To plot a reciprocal graph, use several points. A reciprocal graph will have two lines, and both lines will be curved and tend toward the #asymptotes#. In real-life situations, only the positive part (above the *x*-axis) of the graph is shown. In algebraic usage, the negative part, which will be partially or totally below the *y*-axis, may also be shown.

Reciprocal graphs tend to show efficiency (fuel used against speed, the number of people allocated to a task against the time taken to complete it), or growth/decay (half-life of a radioactive sample).

A tree loses its leaves in inverse proportion to time: early in Autumn it loses many per day; later in Autumn it loses only a few per day.
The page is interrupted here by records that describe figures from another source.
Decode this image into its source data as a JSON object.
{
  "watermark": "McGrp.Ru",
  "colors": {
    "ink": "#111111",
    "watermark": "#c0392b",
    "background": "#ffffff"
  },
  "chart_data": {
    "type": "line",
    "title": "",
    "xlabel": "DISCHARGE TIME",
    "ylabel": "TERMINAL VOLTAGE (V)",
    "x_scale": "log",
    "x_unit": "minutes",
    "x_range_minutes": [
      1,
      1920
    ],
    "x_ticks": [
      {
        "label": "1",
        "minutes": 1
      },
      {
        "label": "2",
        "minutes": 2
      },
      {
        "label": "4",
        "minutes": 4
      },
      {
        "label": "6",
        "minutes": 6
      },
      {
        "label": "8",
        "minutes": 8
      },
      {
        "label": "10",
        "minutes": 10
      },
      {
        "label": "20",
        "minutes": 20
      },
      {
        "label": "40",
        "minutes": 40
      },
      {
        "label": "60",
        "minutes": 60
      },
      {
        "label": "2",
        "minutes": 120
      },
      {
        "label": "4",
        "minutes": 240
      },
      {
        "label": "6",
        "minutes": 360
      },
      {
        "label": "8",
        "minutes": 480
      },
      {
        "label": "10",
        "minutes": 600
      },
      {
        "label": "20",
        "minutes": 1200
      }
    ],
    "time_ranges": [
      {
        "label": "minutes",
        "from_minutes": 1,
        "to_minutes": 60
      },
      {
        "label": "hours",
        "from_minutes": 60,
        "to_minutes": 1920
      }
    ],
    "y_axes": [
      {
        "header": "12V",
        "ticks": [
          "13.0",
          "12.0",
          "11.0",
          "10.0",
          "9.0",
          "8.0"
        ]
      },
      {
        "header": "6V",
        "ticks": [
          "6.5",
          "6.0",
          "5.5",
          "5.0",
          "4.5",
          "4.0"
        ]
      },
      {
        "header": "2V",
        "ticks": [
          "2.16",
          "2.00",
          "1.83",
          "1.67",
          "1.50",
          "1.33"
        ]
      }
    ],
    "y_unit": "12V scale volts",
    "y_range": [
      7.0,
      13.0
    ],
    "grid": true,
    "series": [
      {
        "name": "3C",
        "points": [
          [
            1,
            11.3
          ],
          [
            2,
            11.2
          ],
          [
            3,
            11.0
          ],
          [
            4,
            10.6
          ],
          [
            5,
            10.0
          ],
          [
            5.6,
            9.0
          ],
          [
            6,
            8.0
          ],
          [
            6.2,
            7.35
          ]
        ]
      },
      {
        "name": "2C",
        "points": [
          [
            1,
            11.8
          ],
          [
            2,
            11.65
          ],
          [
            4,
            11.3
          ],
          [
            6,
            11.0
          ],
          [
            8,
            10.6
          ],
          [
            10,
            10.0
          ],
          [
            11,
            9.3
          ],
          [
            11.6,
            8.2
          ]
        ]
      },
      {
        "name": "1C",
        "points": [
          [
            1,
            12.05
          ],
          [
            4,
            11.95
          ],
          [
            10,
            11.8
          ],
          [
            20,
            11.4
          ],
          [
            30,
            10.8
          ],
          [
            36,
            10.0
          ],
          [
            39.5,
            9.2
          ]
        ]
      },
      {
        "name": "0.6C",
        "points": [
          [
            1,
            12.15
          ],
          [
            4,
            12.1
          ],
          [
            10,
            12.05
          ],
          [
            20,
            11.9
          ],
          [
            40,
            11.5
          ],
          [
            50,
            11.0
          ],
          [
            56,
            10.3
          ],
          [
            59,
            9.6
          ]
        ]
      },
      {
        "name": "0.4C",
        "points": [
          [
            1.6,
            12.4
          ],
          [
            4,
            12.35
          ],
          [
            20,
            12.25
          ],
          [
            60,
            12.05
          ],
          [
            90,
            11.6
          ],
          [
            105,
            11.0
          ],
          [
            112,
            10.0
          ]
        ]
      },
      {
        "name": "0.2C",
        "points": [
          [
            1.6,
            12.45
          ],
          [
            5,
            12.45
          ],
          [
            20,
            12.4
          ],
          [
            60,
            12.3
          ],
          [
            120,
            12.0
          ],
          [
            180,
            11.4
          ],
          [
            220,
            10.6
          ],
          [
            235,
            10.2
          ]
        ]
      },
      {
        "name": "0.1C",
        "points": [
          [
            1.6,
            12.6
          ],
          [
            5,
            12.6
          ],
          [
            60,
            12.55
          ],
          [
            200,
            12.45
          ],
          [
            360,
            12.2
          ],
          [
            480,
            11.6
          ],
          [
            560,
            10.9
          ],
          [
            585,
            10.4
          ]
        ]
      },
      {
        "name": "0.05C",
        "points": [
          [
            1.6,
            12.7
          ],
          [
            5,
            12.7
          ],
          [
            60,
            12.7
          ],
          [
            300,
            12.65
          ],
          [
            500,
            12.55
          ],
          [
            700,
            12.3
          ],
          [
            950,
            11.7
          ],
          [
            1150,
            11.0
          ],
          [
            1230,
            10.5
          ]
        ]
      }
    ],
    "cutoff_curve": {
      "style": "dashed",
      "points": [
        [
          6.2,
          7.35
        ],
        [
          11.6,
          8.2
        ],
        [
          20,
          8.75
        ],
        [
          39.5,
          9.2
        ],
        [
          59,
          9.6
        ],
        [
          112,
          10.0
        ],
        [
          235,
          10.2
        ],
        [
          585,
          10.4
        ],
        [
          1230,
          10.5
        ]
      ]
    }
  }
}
The function can be modelled using: `frac(s)(d + 1)`, where *s* is the number of leaves on the tree at the start of Autumn and *d* is the number of days into the season.

Plot the graph for 20 days into the season, where the initial number of leaves was 18 000.

Answer:

Day | 0 | 4 | 8 | 12 | 16 | 20 |

Leaves | 18 000 | 3 600 | 2 000 | 1 384 | 1 058 | 857 |

Using the graph in question 1, estimate how many days will elapse until there are only 5,000 leaves left on the tree.

Draw a line along from 5,000 to meet the curve, then read down to 2.6 days.